I'm not joining NBC's merry band because we have nothing to offer one another. I don't generate news leads; NBC isn't about to discover the joys of recycled, solar-powered peace, love and understanding, with a side of sturdy manicures. The free food might have provided some temptation, but unlike Persephone in the Underworld, I resisted every drop and morsel. It is worth mentioning that while NBC promised to credit bloggers for their material, no one said NBC would publish that material unedited.

I wish you well, but I hope this venture fails because the bloggers appreciate their independence, their integrity, their credibility more than the corrupting attention of the thing that seeks to undo them, and free shrimp.

Sincerely,
Ta

4 Comments:

Blogger Carl said...

I'm tempted to cut them a little slack. It's a brand new venture, something I'd never heard of before, so they probably don't have their ducks in a row on this.

You're right, of course, that independence matters to a blogger and the second I feel they're trying to write my stories for me, or co-opt my story into something else, I'll be on them like white-on-rice, but for now, I'll give them a shot.

10:47 AM  
Blogger John said...

Tata: You raise some important issues in journalism but, unfortunately, your sulking humor deprives us (and you) of a serious debate on the issues you raise.

It is not your cynicism and suspicions about our government, the press and corporations that give your arguments credence. (Remember, Google, which owns your blogsite, is as Machiavellian as NBC.) It is the depth of self-congratulating indulgence to which mainstream media has sunk that highlights the ironies you point to.

I must disclose that Prof. Sreenivasan is a good friend of mine although I don't agree with all his views. The professor is a craftsman, an evangelist, not the tool of some tycoon as you suggest.
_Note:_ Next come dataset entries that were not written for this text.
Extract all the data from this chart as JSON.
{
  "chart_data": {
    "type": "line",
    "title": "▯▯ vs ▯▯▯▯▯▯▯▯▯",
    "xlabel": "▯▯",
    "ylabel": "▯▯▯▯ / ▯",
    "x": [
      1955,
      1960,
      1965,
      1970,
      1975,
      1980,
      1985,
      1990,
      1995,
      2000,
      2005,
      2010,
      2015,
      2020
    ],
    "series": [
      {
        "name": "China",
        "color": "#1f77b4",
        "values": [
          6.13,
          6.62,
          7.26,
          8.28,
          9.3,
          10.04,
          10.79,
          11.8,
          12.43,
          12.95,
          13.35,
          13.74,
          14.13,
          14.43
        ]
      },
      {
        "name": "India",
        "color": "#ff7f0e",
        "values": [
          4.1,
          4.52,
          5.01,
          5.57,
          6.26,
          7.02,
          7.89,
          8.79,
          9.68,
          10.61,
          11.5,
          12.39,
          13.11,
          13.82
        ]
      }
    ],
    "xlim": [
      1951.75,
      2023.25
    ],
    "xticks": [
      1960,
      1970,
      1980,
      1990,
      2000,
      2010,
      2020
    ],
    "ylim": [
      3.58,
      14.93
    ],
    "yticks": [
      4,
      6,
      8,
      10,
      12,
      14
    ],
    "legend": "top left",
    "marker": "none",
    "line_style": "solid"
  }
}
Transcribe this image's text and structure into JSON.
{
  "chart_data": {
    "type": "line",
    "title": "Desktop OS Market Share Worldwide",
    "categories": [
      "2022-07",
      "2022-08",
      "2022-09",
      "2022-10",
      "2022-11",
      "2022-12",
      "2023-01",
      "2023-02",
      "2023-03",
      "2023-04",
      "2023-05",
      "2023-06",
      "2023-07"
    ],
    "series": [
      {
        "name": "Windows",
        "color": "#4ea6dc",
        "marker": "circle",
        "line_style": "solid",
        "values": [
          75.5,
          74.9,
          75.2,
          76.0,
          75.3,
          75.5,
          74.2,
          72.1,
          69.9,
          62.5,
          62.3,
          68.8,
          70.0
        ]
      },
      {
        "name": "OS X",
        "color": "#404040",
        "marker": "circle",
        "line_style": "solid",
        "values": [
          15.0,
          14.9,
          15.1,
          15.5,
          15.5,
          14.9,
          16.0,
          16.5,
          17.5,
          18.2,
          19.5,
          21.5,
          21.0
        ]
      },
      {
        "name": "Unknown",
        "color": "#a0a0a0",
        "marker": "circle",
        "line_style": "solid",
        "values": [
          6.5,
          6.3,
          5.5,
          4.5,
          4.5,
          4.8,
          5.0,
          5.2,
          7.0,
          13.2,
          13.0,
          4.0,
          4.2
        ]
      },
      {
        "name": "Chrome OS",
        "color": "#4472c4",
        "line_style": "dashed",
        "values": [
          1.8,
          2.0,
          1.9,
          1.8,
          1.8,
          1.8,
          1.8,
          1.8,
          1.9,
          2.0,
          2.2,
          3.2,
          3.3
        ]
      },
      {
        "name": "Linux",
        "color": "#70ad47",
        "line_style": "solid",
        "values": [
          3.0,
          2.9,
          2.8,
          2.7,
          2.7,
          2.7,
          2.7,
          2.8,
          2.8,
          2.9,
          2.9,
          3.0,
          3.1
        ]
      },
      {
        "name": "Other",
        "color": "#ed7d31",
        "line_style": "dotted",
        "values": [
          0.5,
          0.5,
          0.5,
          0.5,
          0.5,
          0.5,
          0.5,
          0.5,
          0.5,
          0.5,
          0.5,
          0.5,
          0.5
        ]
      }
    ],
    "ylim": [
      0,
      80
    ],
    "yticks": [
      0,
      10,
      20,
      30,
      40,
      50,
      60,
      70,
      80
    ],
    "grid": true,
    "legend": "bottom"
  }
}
I hope you challenge him for a serious debate on this issue. I will be there, cheering, on your side.

4:52 PM  
Blogger Tata said...

John: what on furry earth are you talking about?

At the beginning of my letter, I said I'd always thought he seemed like a decent sort, after which I only refer to Mr. Sreenivasan individually as a professor of journalism, who must recognize the ethical problems. Must. You can redefine what you think I said until the cows come home; your surgical language does nothing to change the locus of the real problems. The mention of Google is meaningless in this context.

Listen, we are all whores to something and someone. Some of us rent by the hour and some of us sell ourselves completely. I have enough left of myself to distinguish the difference. Your friend is your friend. And in Baghdad, people are buried in the front yard because it's too dangerous to go to the cemetary.

Is that funny enough to make the point?

6:21 PM  
Blogger Craig R. said...

I'm not tempted to cut them *any* slack.

It was not all that long ago that it took a public shaming fom several quarters for some elements of the traditional media to admit that thay had outright stolen some blogger's material, under "fair use" and had "neglected" to attribute.

They know what they are asking.

And, yes, it certainly *is* an attempt to coopt whatever credibility that bloggers have, simply because we don't hide the grindstone and the axes we use when we write.